RICHMOND, Va. (WTVR)--A Richmond woman didn’t act alone when she arranged the quiet transport of Tamerlan Tsarneav's remains to an all-Muslim cemetery in Doswell, but she has now become the face of an interfaith group that intended to show a better side of America, and hopefully spearhead its healing by at least putting the Boston bomber suspect’s body to rest.
Martha Mullen, age 48, said that the recent protests in Worcester, Mass. over Tsarneav's remains struck a chord within.
“I think we need to remember that we are all, in the end, human, and we need to remember our common humanity,” she told CBS 6 in an interview Friday. ”As the police chief said in Worcester, we’re not barbarians, we bury the dead.”
She mulled over this sitting in Starbucks listening to an NPR report, and honed in on what she thought distinguished Tsarnaev from Seung-Hui Cho, Adam Lanza or Timothy McVeigh—all terrorists and killers of innocent people—and determined the only difference was that Tsarnaev was Muslim.
“After ten years now of being at war with Iraq and all of the people that have died because of the conflicts that we’ve been involved in, it seems to me that there is a lot of xenophobia in America, and um, particularly towards people who are seen as different,” she said.
Mullen, a licensed professional counselor who studied theology, wanted to end all the contention. So she reached out to different faith groups and proposed an interfaith resolution to find burial arrangements, and the Islamic Funeral Services of Virginia wrote back and they said they had discussed it themselves and would like to offer a burial place.
“I was just kind of facilitating getting people together to resolve this issue because I found it disturbing that it was an ongoing bone of contention, and I have relatives in Massachusetts.”
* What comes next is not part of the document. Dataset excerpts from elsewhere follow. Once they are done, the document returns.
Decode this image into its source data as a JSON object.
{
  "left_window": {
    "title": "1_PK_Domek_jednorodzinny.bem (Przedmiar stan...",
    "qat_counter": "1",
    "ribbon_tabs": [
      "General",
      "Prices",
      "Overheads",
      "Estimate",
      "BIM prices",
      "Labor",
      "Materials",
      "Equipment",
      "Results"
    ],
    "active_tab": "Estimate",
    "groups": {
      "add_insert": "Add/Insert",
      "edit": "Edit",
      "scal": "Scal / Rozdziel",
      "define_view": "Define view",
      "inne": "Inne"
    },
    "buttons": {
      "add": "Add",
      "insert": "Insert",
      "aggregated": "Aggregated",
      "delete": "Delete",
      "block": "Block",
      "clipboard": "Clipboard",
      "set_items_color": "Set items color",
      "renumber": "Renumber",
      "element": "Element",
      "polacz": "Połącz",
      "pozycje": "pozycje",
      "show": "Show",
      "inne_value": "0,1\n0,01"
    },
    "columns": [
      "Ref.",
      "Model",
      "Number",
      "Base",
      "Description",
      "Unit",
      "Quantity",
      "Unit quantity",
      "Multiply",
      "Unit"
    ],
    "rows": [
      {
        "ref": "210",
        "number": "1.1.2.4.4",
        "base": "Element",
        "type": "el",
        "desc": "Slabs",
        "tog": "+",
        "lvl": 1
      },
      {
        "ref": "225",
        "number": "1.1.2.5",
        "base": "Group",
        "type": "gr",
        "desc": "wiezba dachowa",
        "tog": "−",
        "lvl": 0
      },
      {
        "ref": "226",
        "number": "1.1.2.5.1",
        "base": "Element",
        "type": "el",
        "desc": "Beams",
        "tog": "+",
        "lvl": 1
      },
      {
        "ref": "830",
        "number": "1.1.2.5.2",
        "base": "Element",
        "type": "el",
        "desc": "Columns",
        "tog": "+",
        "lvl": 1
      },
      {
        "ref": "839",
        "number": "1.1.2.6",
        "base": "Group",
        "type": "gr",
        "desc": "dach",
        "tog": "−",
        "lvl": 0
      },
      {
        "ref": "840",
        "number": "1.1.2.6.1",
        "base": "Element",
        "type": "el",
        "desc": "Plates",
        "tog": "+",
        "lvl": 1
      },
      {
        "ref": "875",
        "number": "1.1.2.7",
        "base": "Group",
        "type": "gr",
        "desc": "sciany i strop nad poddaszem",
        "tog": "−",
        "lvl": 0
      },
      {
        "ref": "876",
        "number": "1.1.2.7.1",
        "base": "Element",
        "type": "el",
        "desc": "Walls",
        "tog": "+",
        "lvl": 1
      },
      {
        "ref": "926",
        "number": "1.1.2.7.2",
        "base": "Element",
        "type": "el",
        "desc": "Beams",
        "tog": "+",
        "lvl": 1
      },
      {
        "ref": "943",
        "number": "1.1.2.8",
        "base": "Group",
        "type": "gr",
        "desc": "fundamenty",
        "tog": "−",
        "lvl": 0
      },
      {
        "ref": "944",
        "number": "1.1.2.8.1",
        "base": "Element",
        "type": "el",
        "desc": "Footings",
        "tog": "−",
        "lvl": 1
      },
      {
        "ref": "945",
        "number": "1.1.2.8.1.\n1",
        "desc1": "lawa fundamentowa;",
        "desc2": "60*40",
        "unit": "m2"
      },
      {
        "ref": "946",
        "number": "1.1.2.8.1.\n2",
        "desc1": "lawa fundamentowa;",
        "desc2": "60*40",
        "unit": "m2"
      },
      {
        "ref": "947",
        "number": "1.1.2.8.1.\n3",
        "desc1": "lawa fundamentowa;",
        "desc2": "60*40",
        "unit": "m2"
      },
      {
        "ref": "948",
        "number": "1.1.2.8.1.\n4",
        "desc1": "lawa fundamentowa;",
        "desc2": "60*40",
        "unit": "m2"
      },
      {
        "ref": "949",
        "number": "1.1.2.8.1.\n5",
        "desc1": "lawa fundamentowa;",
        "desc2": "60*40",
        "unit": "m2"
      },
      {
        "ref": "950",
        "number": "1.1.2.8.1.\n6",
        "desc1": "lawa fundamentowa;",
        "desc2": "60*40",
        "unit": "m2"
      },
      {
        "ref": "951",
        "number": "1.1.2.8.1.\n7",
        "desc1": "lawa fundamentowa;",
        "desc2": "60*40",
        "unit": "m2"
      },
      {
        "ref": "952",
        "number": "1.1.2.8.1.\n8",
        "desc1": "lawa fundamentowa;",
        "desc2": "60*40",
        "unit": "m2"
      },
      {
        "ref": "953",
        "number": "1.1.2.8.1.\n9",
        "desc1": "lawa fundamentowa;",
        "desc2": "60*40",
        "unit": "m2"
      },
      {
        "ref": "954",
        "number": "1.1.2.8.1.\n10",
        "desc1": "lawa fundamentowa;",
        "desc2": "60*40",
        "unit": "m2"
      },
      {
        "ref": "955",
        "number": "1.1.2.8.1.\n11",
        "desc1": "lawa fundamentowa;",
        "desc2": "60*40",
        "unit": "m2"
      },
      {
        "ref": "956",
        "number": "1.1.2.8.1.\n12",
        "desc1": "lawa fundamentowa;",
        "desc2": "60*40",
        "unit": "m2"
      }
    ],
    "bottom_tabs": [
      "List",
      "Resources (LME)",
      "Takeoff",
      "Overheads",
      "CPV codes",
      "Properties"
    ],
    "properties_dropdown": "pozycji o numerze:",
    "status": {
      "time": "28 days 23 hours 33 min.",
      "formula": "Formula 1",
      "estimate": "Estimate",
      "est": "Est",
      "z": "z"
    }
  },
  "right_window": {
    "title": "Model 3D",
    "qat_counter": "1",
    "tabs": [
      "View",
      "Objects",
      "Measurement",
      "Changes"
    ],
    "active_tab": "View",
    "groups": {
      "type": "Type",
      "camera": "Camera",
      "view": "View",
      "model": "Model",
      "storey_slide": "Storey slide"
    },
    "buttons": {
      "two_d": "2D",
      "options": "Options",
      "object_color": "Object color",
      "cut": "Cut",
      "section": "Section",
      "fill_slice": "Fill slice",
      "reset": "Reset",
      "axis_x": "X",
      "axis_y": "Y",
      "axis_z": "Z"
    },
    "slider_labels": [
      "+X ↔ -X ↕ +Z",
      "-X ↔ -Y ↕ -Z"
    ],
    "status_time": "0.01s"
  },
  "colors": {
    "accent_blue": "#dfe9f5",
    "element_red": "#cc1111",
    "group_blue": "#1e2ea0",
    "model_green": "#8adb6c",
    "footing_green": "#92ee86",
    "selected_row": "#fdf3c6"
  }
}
She had no contact with Tsarnaev’s family or his uncle. Mullen said she was told the FBI was notified. Many in the Commonwealth were surprised when the news broke early Friday, and both Islamic leaders and Caroline County officials were stunned and unhappy about the decision.
Caroline County officials distributed a statement to the media, saying they were not consulted about this, had no say in the matter and would prefer that Doswell be associated with “positive news reports.”
Chairman of the Board of Supervisors, Mr. Floyd Thomas said that if the arrangement was followed legally, there is very little they can do. “We feel the same way most of the people in the county feel, most of the way America feels,” said Thomas. “We are actually—if you want to know how we feel—we’re very angry over the bombing.”
Sheriff Tony Lippa expressed concerned that the situation has become a “public safety” issue now. He would not go into specifics of security at the Muslim cemetery in Doswell, the first all-Muslim cemetery in Central Virginia, but he reminded the public that defacing property is a felony and trespassing after dark is a misdemeanor.
Mullen is acting as the spokesperson of the group that made the arrangements, though “I didn’t expect this much attention and this much backlash," she said.
“I think that it is understandable not to want him in your backyard,” she acknowledged. “I understand the fear, there is a lot of flak about me on the web, and it is what it is.”
"I take my faith seriously," she said. "And even though I think this boy did a horrific thing, he’s dead now and we need to move forward."
“At the end of the day I think that it was the right thing to do for all of us," she concluded.